Was den Bewerbungsprozess angeht: Wer teilnehmen möchte, muss sich zunächst drei Projektpartner suchen: Die Entsendeorganisation, das Aufnahmeprojekt und eine koordinierende Organisation. Wer einen Europäischen Freiwilligendienst (EFD) leisten möchte, muss sich, ähnlich wie beim Freiwilligen Sozialen Jahr (FSJ), vorab eine Entsendeorganisation suchen, die entsprechende Plätze anbietet. Diese nimmt dann auch die Bewerbung entgegen und sucht anschließend gemeinsam mit dem Freiwilligen ein Aufnahmeprojekt im Ausland.

Wie sieht dein Arbeitsalltag aus?

Die Woche beginnt montags immer mit einer großen Spende vom Metro Supermarkt, die wir abholen müssen.
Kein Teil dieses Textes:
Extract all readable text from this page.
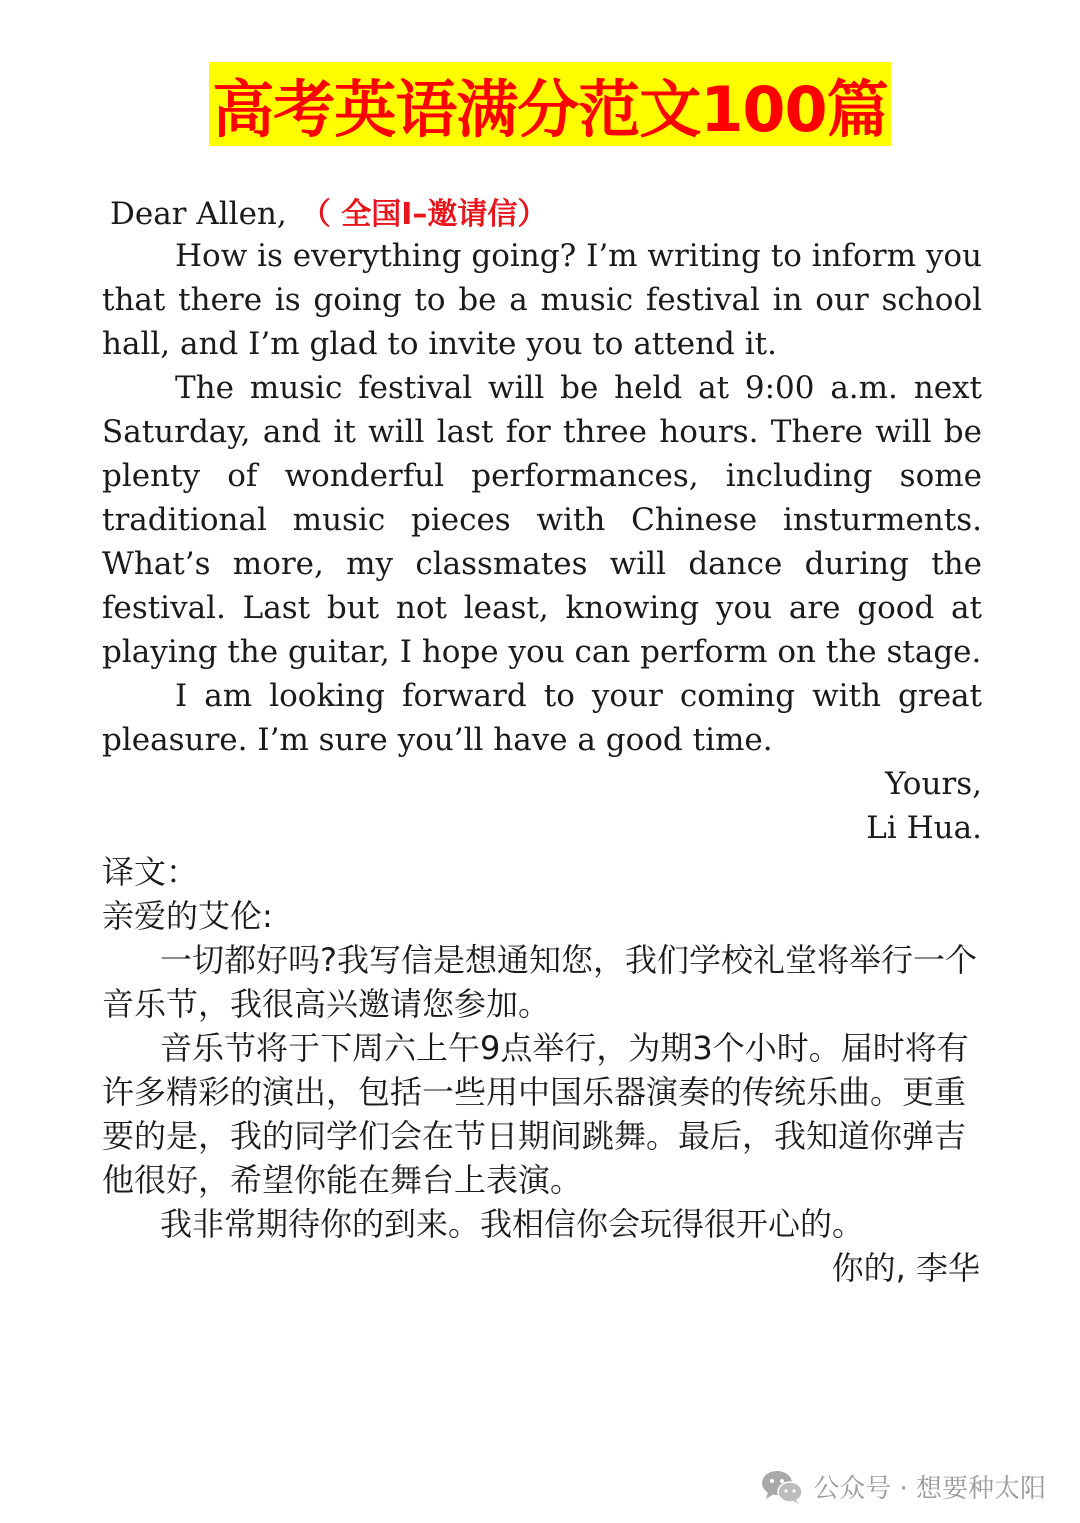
高考英语满分范文100篇
Dear Allen, （ 全国I–邀请信）

How is everything going? I’m writing to inform you that there is going to be a music festival in our school hall, and I’m glad to invite you to attend it.

The music festival will be held at 9:00 a.m. next Saturday, and it will last for three hours. There will be plenty of wonderful performances, including some traditional music pieces with Chinese insturments. What’s more, my classmates will dance during the festival. Last but not least, knowing you are good at playing the guitar, I hope you can perform on the stage.

I am looking forward to your coming with great pleasure. I’m sure you’ll have a good time.

Yours,
Li Hua.
译文：

亲爱的艾伦:

一切都好吗?我写信是想通知您，我们学校礼堂将举行一个音乐节，我很高兴邀请您参加。

音乐节将于下周六上午9点举行，为期3个小时。届时将有许多精彩的演出，包括一些用中国乐器演奏的传统乐曲。更重要的是，我的同学们会在节日期间跳舞。最后，我知道你弹吉他很好，希望你能在舞台上表演。

我非常期待你的到来。我相信你会玩得很开心的。

你的, 李华

公众号 · 想要种太阳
In der Regel habe ich eine 30-Stunden-Woche, in der ich vor allem Englischunterricht für Kindergarten- und Grundschulkinder gebe. Disziplin und Motivation sind hier zwar noch ausbaufähig, aber gerade das spornt mich in meiner Tätigkeit an. Im Arbeitsalltag muss ich dabei oft mit Händen und Füßen kommunizieren. Obwohl ich ungarisch lerne, gestaltet es sich manchmal schwierig; Stichwort Sprachbarriere.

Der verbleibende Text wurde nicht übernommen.